This is the reason why some lampposts in London have an engraving that might resemble the Chanel logo.
What is the first thing that comes to your mind whenever you think about Chanel besides luxury and fashion? For me it is Paris and the glamour of the French capital, but did you know that Coco Chanel has a close history to London and that some believe her name is engraved in many of its lampposts?
This is the story of the popular lamppost in Westminster that apparently have the Chanel logo and why they are one of the fashion legends in London.
Chanel and her loving English story
Though Coco Chanel was French and spent most of her life living in Paris, she actually spent some years living in London thanks, besides other things, of her affair with the second Duke of Westminster, Hugh Richard Arthur Grosvenor, also known as Bendor.
It is said that it was in 1924 when Coco and Bendor started a romantic relationship.
It is believed that their affair lasted for over 10 years and the Duke, as an amorous gesture, promised Coco to append her initials to his street furniture as a way to remember her every time he walked on his streets.
[Image: Instagram @iannader]
The Duke was so infatuated with the French designer that he even asked her to marry him, to which she refused and apparently she replied “ There have been several Duchesses of Westminster but there is only one Coco Chanel”.
Later on, Justine Picardie wrote on Coco’s biography that there was no proof the designer ever said such a thing and even Chanel refused having said that.
“Such thing is too vulgar to say to a Duke”, said Coco.

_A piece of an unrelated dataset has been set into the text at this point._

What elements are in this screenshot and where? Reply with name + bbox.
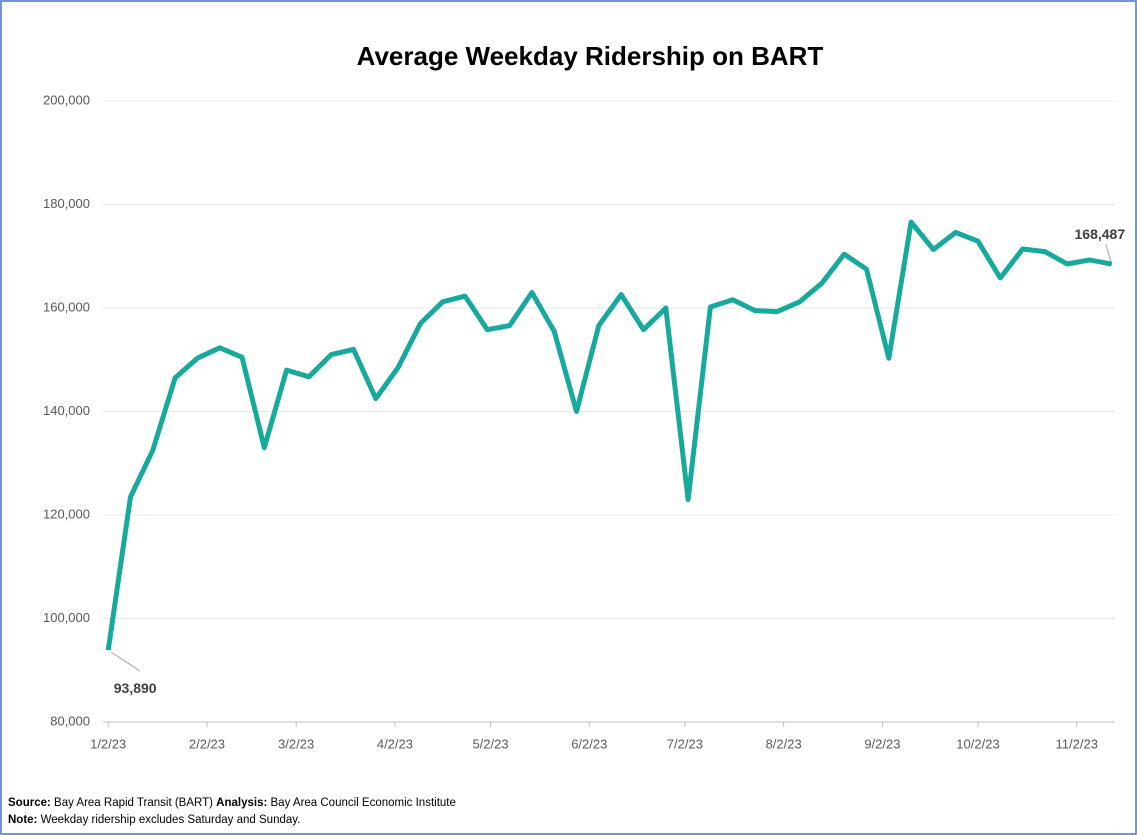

The real explanation behind Chanel’s logo legend
The lamppost engraved with a Chanel logo has nothing to do with the romance of the designer and the Duke of Westminster, but rather something simpler and, in a way, bureaucratic.
The real reason for both c’s engraved in each lamppost of Westminster is because they indicate that they are part of the Westminster City Council. Reason why there is a w letter and the two back-to-back c’s.
No legend, no love story, and no corny reminders of a marriage that wasn’t. They are just a government engraving.